Following the surprise Japanese attack on Pearl Harbor that brought the U.S. into WWII, FDR labeled December 7, 1941 as a date that would live in infamy. One could certainly add September 11, 2001 as another such significant date that will probably forever be etched into the public's psyche.
Yet, other pivotal moments -- while perhaps not on the level of those events but nevertheless significant -- have already started to slip away, especially within younger generations who obviously weren't around to experience their aftermath. Some of the notable for baby boomers are November 22, 1963, April 4, 1968, and June 6, 1968. Those are the respective dates of the assassinations of President John F. Kennedy, civil rights leader Martin Luther King, Jr. and presidential candidate Robert F. Kennedy.
All were equally tragic, but it was the latter that symbolically ended both the dreams of a second coming of Camelot in the White House as well as what many saw as the last great hope of a decent and idealistic voice for the 1960s and the generation that roiled the status quo establishment.
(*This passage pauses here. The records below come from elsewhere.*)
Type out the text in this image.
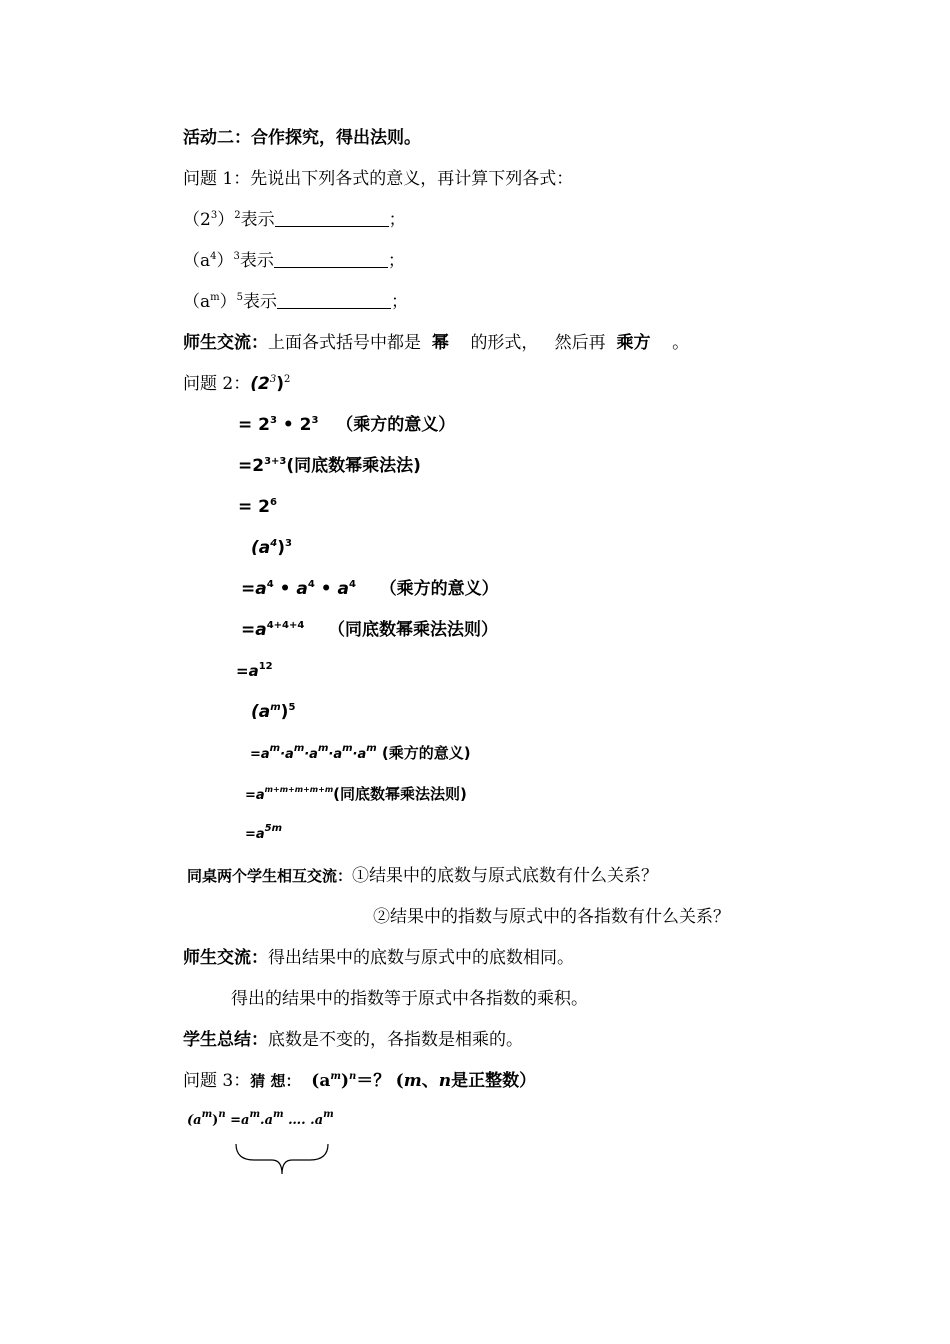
活动二：合作探究，得出法则。
问题 1：先说出下列各式的意义，再计算下列各式：
$(2^3)^2$表示	；
$(a^4)^3$表示	；
$(a^m)^5$表示	；
师生交流：上面各式括号中都是 幂 的形式， 然后再 乘方 。
问题 2：$(2^3)^2$
= $2^3$ • $2^3$ （乘方的意义）
$=2^{3+3}$(同底数幂乘法法)
= $2^6$
$(a^4)^3$
$=a^4$ • $a^4$ • $a^4$ （乘方的意义）
$=a^{4+4+4}$ （同底数幂乘法法则）
$=a^{12}$
$(a^m)^5$
$=a^m\cdot a^m\cdot a^m\cdot a^m\cdot a^m$ (乘方的意义)
$=a^{m+m+m+m+m}$(同底数幂乘法法则)
$=a^{5m}$
同桌两个学生相互交流：①结果中的底数与原式底数有什么关系？
②结果中的指数与原式中的各指数有什么关系？
师生交流：得出结果中的底数与原式中的底数相同。
得出的结果中的指数等于原式中各指数的乘积。
学生总结：底数是不变的，各指数是相乘的。
问题 3：猜 想： $(a^m)^n=$？ (m、n是正整数）
$(a^m)^n =a^m.a^m$ …. $.a^m$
While watching "Bobby," writer/director Emilio Estevez's long-gestated drama about that sad day, you can't help but get the sense of just that. Yet, rather than having an actor portray the political icon, the filmmaker has gone "The Queen" route by using archival footage of the real man (just as that film did with Princess Di), both on that day when he was en route to winning the California democratic primary as well as from other periods of his life and campaign.
The rest -- which makes up the vast majority of the film -- is what can be best called (the now late) Robert Altman meeting some all-star disaster film from the 1970s. The first is due to the large number of characters and their overlapping storylines, while the latter comes from the feel that we're being introduced to their one-note stories before the big event occurs and affects all of them.
Instead of an earthquake, burning high-rise, or boat upset by some tidal wave, however, it's Sirhan Sirhan suddenly opening fire on RFK in the kitchen of the now demolished Ambassador Hotel (the film was shot there before its demise). That moment is certainly riveting, even when we know it's coming -- much like the events in "United 93" -- and Estevez prefaces it with Simon & Garfunkle's "Sounds of Silence, followed by one of Kennedy's most riveting speeches that's as timely today as it was nearly forty years ago.
It's a powerful conclusion to an otherwise mediocre film filled with far too many characters and subplots that collectively serve to rob any and all of them of the chance to develop and/or stand out from the bunch. It isn't hard to see that the filmmaker is striving to portray a microcosm of the era through all of them. Even so, each such moment never really turns into a full-fledged story (unlike what did occur in the less populated "Babel").
There's the storyline about racism faced by the Mexican immigrant characters played by Freddy Rodriguez and Jacob Vargas at the hands of their supervisor (Christian Slater) who's trying his best to "keep the man down." Lindsay Lohan and Elijah Wood appear in another about young couples marrying just to keep the grooms from having to serve in Vietnam (if married, the farthest they went was Germany). There are also bits about affairs, the detrimental effects of middle-age on women, how men react to feeling useless and antsy due to retirement, drug experimentation, and, of course, 1960s era politics.
Estevez tries to balance all of that with the events leading up to RFK's arrival at the hotel and the subsequent tragedy, but there's simply too much material and not enough time to devote to all of it. That said, the all-star cast generally deliver decent performances (some better, more engaging and interesting than the others). And they certainly keep one interested, mainly in wondering who will show up next as well as how Estevez (not exactly an A-lister) managed to get all of them to appear (reportedly just for scale pay) in his film (the fact that his dad, Martin Sheen who also plays a character in the film, is politically active might have had something to do with it).
It's just too bad that all of those characters and their various stories don't possess the same emotional punch and impact as the doomed politician's passionate, end of the film speech (in voice-over) that helps make the rest feel more substantial than it really is. "Bobby" rates as a 5.5 out of 10.